- Texte visé : Projet de loi de finances pour 2026, modifié par le Sénat, n° 2247
- Stade de lecture : Nouvelle lecture
- Examiné par : Commission des finances, de l'économie générale et du contrôle budgétaire
- Mission visée : Médias, livre et industries culturelles
Modifier ainsi les autorisations d'engagement et les crédits de paiement :
| (en euros) | ||
| Programmes | + | - |
| Presse et médias | 18 000 000 | 0 |
| Livre et industries culturelles | 0 | 18 000 000 |
| TOTAUX | 18 000 000 | 18 000 000 |
| SOLDE | 0 | |
Cet amendement vise à rétablir le montant des aides à la presse à leur niveau de 2024 en abondant l’action 2 du programme 180 « Presse et Médias » à hauteur de 18 millions d’euros.
Avec une nouvelle baisse de 11 millions d’euros prévue au projet de loi de finances pour 2026, le budget des aides à la presse connaît une nouvelle baisse qui sera la 3ème consécutive, soit une coupe de 18 millions d’euros depuis 2024, malgré la concurrence des Gafam sur le marché publicitaire et le contexte inflationniste qui touche le papier.
La presse connaît une crise de modèle économique aiguë.
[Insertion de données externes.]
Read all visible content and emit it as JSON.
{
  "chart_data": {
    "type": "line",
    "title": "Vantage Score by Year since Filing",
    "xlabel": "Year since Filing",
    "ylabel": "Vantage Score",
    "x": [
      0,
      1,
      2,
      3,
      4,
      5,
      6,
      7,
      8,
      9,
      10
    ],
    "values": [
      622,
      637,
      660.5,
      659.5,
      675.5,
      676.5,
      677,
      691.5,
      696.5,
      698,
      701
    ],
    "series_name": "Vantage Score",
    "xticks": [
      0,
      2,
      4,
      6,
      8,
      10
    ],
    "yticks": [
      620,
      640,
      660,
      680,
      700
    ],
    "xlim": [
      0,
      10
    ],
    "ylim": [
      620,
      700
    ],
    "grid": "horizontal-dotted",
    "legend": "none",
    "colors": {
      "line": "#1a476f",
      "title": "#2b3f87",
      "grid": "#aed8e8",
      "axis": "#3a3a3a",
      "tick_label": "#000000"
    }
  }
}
Les professionnels de la presse ont parlé d’une voix unanime lors des états généraux de l’information : la crise de modèle économique que connaît la presse et tout particulièrement celle de l’information est sérieuse et responsable de la dégradation du débat public. Si une large transition de modèle doit impliquer l’ensemble de ses acteurs, elle ne pourra avoir lieu sans une mise à contribution importante des géants du numériques qui règnent sans partage sur les revenus publicitaires auxquels était historiquement adossé la presse généraliste.
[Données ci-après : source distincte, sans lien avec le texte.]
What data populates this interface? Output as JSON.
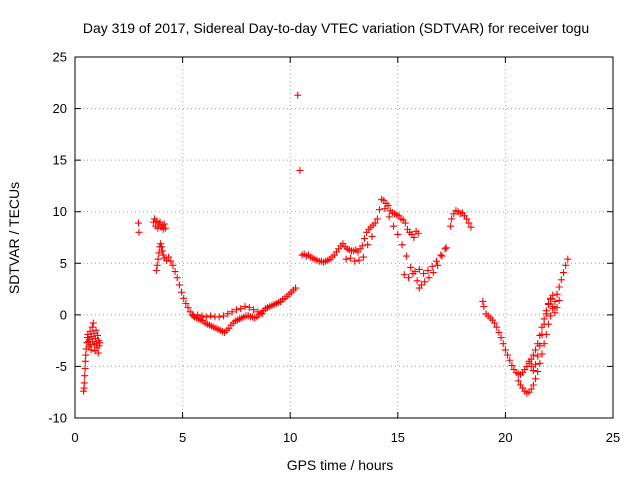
{
  "chart_data": {
    "type": "scatter",
    "title": "Day 319 of 2017, Sidereal Day-to-day VTEC variation (SDTVAR) for receiver togu",
    "xlabel": "GPS time / hours",
    "ylabel": "SDTVAR / TECUs",
    "xlim": [
      0,
      25
    ],
    "ylim": [
      -10,
      25
    ],
    "xticks": [
      0,
      5,
      10,
      15,
      20,
      25
    ],
    "yticks": [
      -10,
      -5,
      0,
      5,
      10,
      15,
      20,
      25
    ],
    "grid": true,
    "marker": "plus",
    "color": "#ff0000",
    "series": [
      {
        "name": "SDTVAR",
        "points": [
          [
            0.4,
            -7.4
          ],
          [
            0.42,
            -7.1
          ],
          [
            0.43,
            -6.6
          ],
          [
            0.45,
            -5.9
          ],
          [
            0.47,
            -5.2
          ],
          [
            0.48,
            -4.5
          ],
          [
            0.5,
            -3.9
          ],
          [
            0.52,
            -3.3
          ],
          [
            0.55,
            -2.7
          ],
          [
            0.58,
            -2.2
          ],
          [
            0.6,
            -1.9
          ],
          [
            0.62,
            -2.6
          ],
          [
            0.65,
            -3.1
          ],
          [
            0.68,
            -2.4
          ],
          [
            0.7,
            -1.6
          ],
          [
            0.72,
            -2.9
          ],
          [
            0.75,
            -3.4
          ],
          [
            0.78,
            -2.1
          ],
          [
            0.8,
            -1.2
          ],
          [
            0.82,
            -2.6
          ],
          [
            0.85,
            -0.8
          ],
          [
            0.88,
            -1.8
          ],
          [
            0.9,
            -2.9
          ],
          [
            0.93,
            -3.5
          ],
          [
            0.95,
            -2.3
          ],
          [
            0.98,
            -1.5
          ],
          [
            1.0,
            -2.8
          ],
          [
            1.02,
            -3.2
          ],
          [
            1.05,
            -2.0
          ],
          [
            1.08,
            -3.7
          ],
          [
            1.1,
            -2.5
          ],
          [
            1.12,
            -3.0
          ],
          [
            1.15,
            -2.7
          ],
          [
            2.95,
            8.9
          ],
          [
            2.97,
            8.0
          ],
          [
            3.65,
            9.0
          ],
          [
            3.7,
            9.3
          ],
          [
            3.75,
            8.6
          ],
          [
            3.8,
            9.1
          ],
          [
            3.85,
            8.4
          ],
          [
            3.9,
            8.8
          ],
          [
            3.95,
            9.0
          ],
          [
            4.0,
            8.5
          ],
          [
            4.05,
            8.7
          ],
          [
            4.1,
            8.3
          ],
          [
            4.15,
            8.8
          ],
          [
            4.2,
            8.4
          ],
          [
            3.78,
            4.3
          ],
          [
            3.82,
            4.8
          ],
          [
            3.86,
            5.4
          ],
          [
            3.9,
            6.0
          ],
          [
            3.94,
            6.6
          ],
          [
            3.98,
            6.9
          ],
          [
            4.02,
            6.6
          ],
          [
            4.06,
            6.2
          ],
          [
            4.1,
            5.8
          ],
          [
            4.15,
            5.5
          ],
          [
            4.25,
            5.3
          ],
          [
            4.35,
            5.6
          ],
          [
            4.45,
            5.2
          ],
          [
            4.55,
            4.8
          ],
          [
            4.65,
            4.2
          ],
          [
            4.75,
            3.6
          ],
          [
            4.85,
            2.9
          ],
          [
            4.95,
            2.2
          ],
          [
            5.05,
            1.6
          ],
          [
            5.15,
            1.1
          ],
          [
            5.25,
            0.7
          ],
          [
            5.35,
            0.3
          ],
          [
            5.45,
            0.0
          ],
          [
            5.55,
            -0.2
          ],
          [
            5.65,
            -0.3
          ],
          [
            5.75,
            -0.4
          ],
          [
            5.85,
            -0.5
          ],
          [
            5.95,
            -0.6
          ],
          [
            6.05,
            -0.8
          ],
          [
            6.15,
            -0.9
          ],
          [
            6.25,
            -1.0
          ],
          [
            6.35,
            -1.1
          ],
          [
            6.45,
            -1.2
          ],
          [
            6.55,
            -1.3
          ],
          [
            6.65,
            -1.4
          ],
          [
            6.75,
            -1.5
          ],
          [
            6.85,
            -1.6
          ],
          [
            6.95,
            -1.7
          ],
          [
            7.05,
            -1.5
          ],
          [
            7.15,
            -1.3
          ],
          [
            7.25,
            -1.0
          ],
          [
            7.35,
            -0.8
          ],
          [
            7.45,
            -0.6
          ],
          [
            7.55,
            -0.5
          ],
          [
            7.65,
            -0.4
          ],
          [
            7.75,
            -0.3
          ],
          [
            7.85,
            -0.2
          ],
          [
            7.95,
            -0.1
          ],
          [
            8.05,
            -0.1
          ],
          [
            8.15,
            -0.2
          ],
          [
            8.25,
            -0.2
          ],
          [
            8.35,
            -0.3
          ],
          [
            8.45,
            -0.2
          ],
          [
            5.5,
            -0.1
          ],
          [
            5.7,
            0.0
          ],
          [
            5.9,
            -0.1
          ],
          [
            6.1,
            -0.2
          ],
          [
            6.3,
            -0.1
          ],
          [
            6.5,
            -0.2
          ],
          [
            6.7,
            -0.2
          ],
          [
            6.9,
            -0.1
          ],
          [
            7.1,
            0.1
          ],
          [
            7.3,
            0.3
          ],
          [
            7.5,
            0.5
          ],
          [
            7.7,
            0.6
          ],
          [
            7.9,
            0.8
          ],
          [
            8.1,
            0.7
          ],
          [
            8.3,
            0.5
          ],
          [
            8.5,
            0.3
          ],
          [
            8.7,
            0.1
          ],
          [
            8.55,
            0.0
          ],
          [
            8.65,
            0.2
          ],
          [
            8.75,
            0.4
          ],
          [
            8.85,
            0.6
          ],
          [
            8.95,
            0.7
          ],
          [
            9.05,
            0.8
          ],
          [
            9.15,
            0.9
          ],
          [
            9.25,
            1.0
          ],
          [
            9.35,
            1.1
          ],
          [
            9.45,
            1.2
          ],
          [
            9.55,
            1.3
          ],
          [
            9.65,
            1.5
          ],
          [
            9.75,
            1.6
          ],
          [
            9.85,
            1.8
          ],
          [
            9.95,
            2.0
          ],
          [
            10.05,
            2.2
          ],
          [
            10.15,
            2.4
          ],
          [
            10.25,
            2.6
          ],
          [
            10.35,
            21.3
          ],
          [
            10.45,
            14.0
          ],
          [
            10.55,
            5.8
          ],
          [
            10.65,
            5.9
          ],
          [
            10.75,
            5.7
          ],
          [
            10.85,
            5.8
          ],
          [
            10.95,
            5.6
          ],
          [
            11.05,
            5.5
          ],
          [
            11.15,
            5.4
          ],
          [
            11.25,
            5.3
          ],
          [
            11.35,
            5.2
          ],
          [
            11.45,
            5.2
          ],
          [
            11.55,
            5.1
          ],
          [
            11.65,
            5.2
          ],
          [
            11.75,
            5.3
          ],
          [
            11.85,
            5.4
          ],
          [
            11.95,
            5.6
          ],
          [
            12.05,
            5.8
          ],
          [
            12.15,
            6.1
          ],
          [
            12.25,
            6.4
          ],
          [
            12.35,
            6.7
          ],
          [
            12.45,
            6.9
          ],
          [
            12.55,
            6.6
          ],
          [
            12.65,
            6.4
          ],
          [
            12.75,
            6.3
          ],
          [
            12.85,
            6.2
          ],
          [
            12.95,
            6.2
          ],
          [
            13.05,
            6.3
          ],
          [
            13.15,
            6.1
          ],
          [
            13.25,
            6.4
          ],
          [
            13.35,
            6.7
          ],
          [
            13.45,
            7.4
          ],
          [
            13.55,
            8.0
          ],
          [
            13.65,
            8.3
          ],
          [
            13.75,
            8.5
          ],
          [
            13.85,
            8.7
          ],
          [
            13.95,
            8.9
          ],
          [
            14.05,
            9.3
          ],
          [
            14.15,
            10.2
          ],
          [
            14.25,
            11.2
          ],
          [
            14.35,
            11.1
          ],
          [
            14.45,
            10.8
          ],
          [
            14.55,
            10.6
          ],
          [
            14.65,
            10.1
          ],
          [
            14.75,
            9.9
          ],
          [
            14.85,
            9.8
          ],
          [
            14.95,
            9.7
          ],
          [
            15.05,
            9.6
          ],
          [
            15.15,
            9.3
          ],
          [
            15.25,
            9.2
          ],
          [
            15.35,
            8.9
          ],
          [
            15.45,
            8.3
          ],
          [
            15.55,
            8.0
          ],
          [
            15.65,
            7.8
          ],
          [
            15.75,
            7.5
          ],
          [
            15.85,
            8.1
          ],
          [
            15.95,
            7.9
          ],
          [
            12.6,
            5.4
          ],
          [
            12.8,
            5.5
          ],
          [
            13.0,
            5.2
          ],
          [
            13.2,
            5.3
          ],
          [
            13.4,
            5.6
          ],
          [
            13.6,
            6.8
          ],
          [
            13.8,
            7.6
          ],
          [
            14.4,
            10.3
          ],
          [
            14.6,
            9.5
          ],
          [
            14.8,
            8.6
          ],
          [
            15.0,
            7.8
          ],
          [
            15.2,
            6.8
          ],
          [
            15.4,
            5.7
          ],
          [
            15.6,
            4.6
          ],
          [
            15.8,
            4.2
          ],
          [
            16.0,
            4.4
          ],
          [
            16.2,
            4.0
          ],
          [
            16.4,
            4.3
          ],
          [
            16.6,
            4.7
          ],
          [
            16.8,
            5.2
          ],
          [
            17.0,
            5.8
          ],
          [
            17.2,
            6.4
          ],
          [
            15.3,
            3.9
          ],
          [
            15.5,
            3.6
          ],
          [
            15.7,
            4.0
          ],
          [
            15.9,
            3.3
          ],
          [
            16.0,
            2.6
          ],
          [
            16.1,
            2.9
          ],
          [
            16.25,
            3.2
          ],
          [
            16.45,
            3.6
          ],
          [
            16.65,
            4.1
          ],
          [
            16.85,
            4.8
          ],
          [
            17.05,
            5.7
          ],
          [
            17.25,
            6.5
          ],
          [
            17.45,
            8.6
          ],
          [
            17.5,
            9.3
          ],
          [
            17.6,
            9.8
          ],
          [
            17.7,
            10.1
          ],
          [
            17.8,
            10.0
          ],
          [
            17.9,
            9.8
          ],
          [
            18.0,
            9.9
          ],
          [
            18.1,
            9.6
          ],
          [
            18.2,
            9.3
          ],
          [
            18.3,
            8.9
          ],
          [
            18.4,
            8.5
          ],
          [
            18.95,
            1.3
          ],
          [
            19.0,
            0.8
          ],
          [
            19.1,
            0.1
          ],
          [
            19.2,
            -0.1
          ],
          [
            19.3,
            -0.3
          ],
          [
            19.4,
            -0.5
          ],
          [
            19.5,
            -0.8
          ],
          [
            19.6,
            -1.2
          ],
          [
            19.7,
            -1.7
          ],
          [
            19.8,
            -2.2
          ],
          [
            19.9,
            -2.8
          ],
          [
            20.0,
            -3.4
          ],
          [
            20.1,
            -3.9
          ],
          [
            20.2,
            -4.4
          ],
          [
            20.3,
            -4.9
          ],
          [
            20.4,
            -5.3
          ],
          [
            20.5,
            -5.6
          ],
          [
            20.6,
            -5.7
          ],
          [
            20.7,
            -5.8
          ],
          [
            20.8,
            -5.6
          ],
          [
            20.9,
            -5.3
          ],
          [
            21.0,
            -5.0
          ],
          [
            21.1,
            -4.7
          ],
          [
            21.2,
            -4.3
          ],
          [
            21.3,
            -3.9
          ],
          [
            21.4,
            -3.4
          ],
          [
            21.5,
            -2.8
          ],
          [
            21.6,
            -2.0
          ],
          [
            21.7,
            -1.2
          ],
          [
            21.8,
            -0.4
          ],
          [
            21.9,
            0.4
          ],
          [
            22.0,
            1.1
          ],
          [
            22.1,
            1.6
          ],
          [
            22.2,
            1.9
          ],
          [
            20.6,
            -6.4
          ],
          [
            20.7,
            -6.8
          ],
          [
            20.8,
            -7.1
          ],
          [
            20.9,
            -7.4
          ],
          [
            21.0,
            -7.6
          ],
          [
            21.1,
            -7.5
          ],
          [
            21.2,
            -7.2
          ],
          [
            21.3,
            -6.8
          ],
          [
            21.4,
            -6.2
          ],
          [
            21.5,
            -5.5
          ],
          [
            21.6,
            -4.7
          ],
          [
            21.7,
            -3.8
          ],
          [
            21.8,
            -2.8
          ],
          [
            21.9,
            -1.9
          ],
          [
            22.0,
            -0.9
          ],
          [
            22.1,
            -0.1
          ],
          [
            22.2,
            0.6
          ],
          [
            22.3,
            1.3
          ],
          [
            22.4,
            2.0
          ],
          [
            22.5,
            2.7
          ],
          [
            22.6,
            3.4
          ],
          [
            22.7,
            4.1
          ],
          [
            22.8,
            4.8
          ],
          [
            22.9,
            5.4
          ],
          [
            21.1,
            -4.5
          ],
          [
            21.2,
            -5.0
          ],
          [
            21.3,
            -5.4
          ],
          [
            21.4,
            -4.8
          ],
          [
            21.5,
            -4.0
          ],
          [
            21.6,
            -3.0
          ],
          [
            21.7,
            -1.9
          ],
          [
            21.8,
            -0.9
          ],
          [
            21.9,
            0.1
          ],
          [
            22.0,
            1.0
          ],
          [
            22.1,
            1.5
          ],
          [
            22.2,
            0.8
          ],
          [
            22.3,
            0.2
          ],
          [
            22.4,
            0.7
          ],
          [
            22.5,
            1.4
          ]
        ]
      }
    ]
  }
}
Il conviendrait de mettre en place une nouvelle taxe sur la publicité digitale et de mener à bien une refonte des aides à la presse pour qu’elles ciblent prioritairement les médias en difficulté et ceux qui emploient des journalistes.
La baisse de crédits sur l’action 1 « Livre et lecture » du programme « Livre et industries culturelles » résulte des obligations de gage, sans que cette diminution soit souhaitée. Les auteurs de l’amendement plaident pour la levée de ce gage afin de préserver l’intégrité des autres actions de la mission.